We believe the technology we use to manufacture our products is proprietary. For products manufactured by our third-party contract manufacturers, we have disclosed all necessary aspects of this technology to enable them to manufacture the products for us. We have agreements with these third-party manufacturers that are intended to restrict these manufacturers from using or revealing this technology, but we cannot be certain that these third-party manufacturers will comply with these restrictions. In addition, these third-party manufacturers could develop their own technology related to the work they perform for us that we may need to manufacture our products. We could be required to enter into additional agreements with these third-party manufacturers if we want to use that technology ourselves or allow another manufacturer to use that technology. The third-party manufacturer could refuse to allow us to use their technology or could demand terms to use their technology that are not acceptable to us.

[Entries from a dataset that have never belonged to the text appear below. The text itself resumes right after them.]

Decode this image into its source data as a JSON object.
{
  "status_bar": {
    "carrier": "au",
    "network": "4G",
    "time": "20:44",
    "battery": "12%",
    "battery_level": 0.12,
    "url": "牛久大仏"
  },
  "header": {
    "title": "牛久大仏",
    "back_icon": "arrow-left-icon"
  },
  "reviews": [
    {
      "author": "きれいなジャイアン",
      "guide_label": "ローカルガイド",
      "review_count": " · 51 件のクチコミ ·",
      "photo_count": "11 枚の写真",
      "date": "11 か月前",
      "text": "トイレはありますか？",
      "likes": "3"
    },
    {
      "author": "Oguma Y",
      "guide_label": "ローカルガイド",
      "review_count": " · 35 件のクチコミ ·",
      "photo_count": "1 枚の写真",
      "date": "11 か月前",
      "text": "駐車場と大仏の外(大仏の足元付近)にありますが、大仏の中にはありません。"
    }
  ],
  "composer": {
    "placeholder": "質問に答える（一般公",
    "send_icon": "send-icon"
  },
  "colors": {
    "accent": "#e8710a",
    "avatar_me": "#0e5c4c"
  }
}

Regulation of Manufacturing Process
The manufacturing process for pharmaceutical products is highly regulated and regulators may shut down manufacturing facilities that they believe do not comply with regulations. We, our third-party manufacturers and our corporate partners are subject to current Good Manufacturing Practices, which are extensive regulations governing manufacturing processes, stability testing, record keeping and quality standards as defined by the FDA and the EMA. Similar regulations are in effect in other countries.
Our manufacturing operations are subject to routine inspections by regulatory agencies. The FDA conducted an inspection of our Foster City facility and issued Form 483 Inspectional Observations, which noted deficiencies in documentation and validation of certain quality testing procedures and methods. As a result of the observations, the FDA delivered Complete Response Letters notifying us that it was unable to approve our NDAs for elvitegravir and cobicistat as standalone agents. In mid-October 2013, the FDA completed its sofosbuvir pre-approval inspection of our Foster City facility. Following that inspection, the FDA issued additional Form 483 Inspectional Observations citing deficiencies related to testing and reconciliation of stability samples, testing protocols, testing of shipping samples, and procedures for calibrating test equipment. We recently completed and filed our responses to these observations with the FDA. If we are unable to remedy the deficiencies cited by the FDA in these inspections, our currently marketed products and the timing of regulatory approval of products in development could be adversely affected. Further, there is risk that regulatory agencies in other countries where marketing applications are pending will undertake similar additional reviews or apply a heightened standard of review, which could delay the regulatory approvals for products in those countries. If approval of any of our product candidates, including idelalisib and the fixed-dose combination of LDV/SOF, were delayed or if production of our marketed products was interrupted, our anticipated revenues and our stock price would be adversely affected.

Access to Supplies and Materials
We need access to certain supplies and products to manufacture our products. In light of the global economic downturn, we have had increased difficulty in purchasing certain of the raw materials used in our manufacturing process. If we are unable to purchase sufficient quantities of these materials or find suitable alternate materials in a timely manner, our development efforts for our product candidates may be delayed or our ability to manufacture our products would be limited, which would limit our ability to generate revenues. For example, a significant portion of the raw materials and intermediates used to manufacture our HIV and liver disease products (Stribild, Complera/Eviplera, Atripla, Truvada, Viread, Emtriva, Tybost, Vitekta and Sovaldi) are supplied by Chinese-based companies. As a result, an international trade dispute between China and the United States or any other actions by the Chinese government that would limit or prevent Chinese companies from supplying these materials would adversely affect our ability to manufacture and supply our HIV products to meet market needs and have a material and adverse effect on our operating results.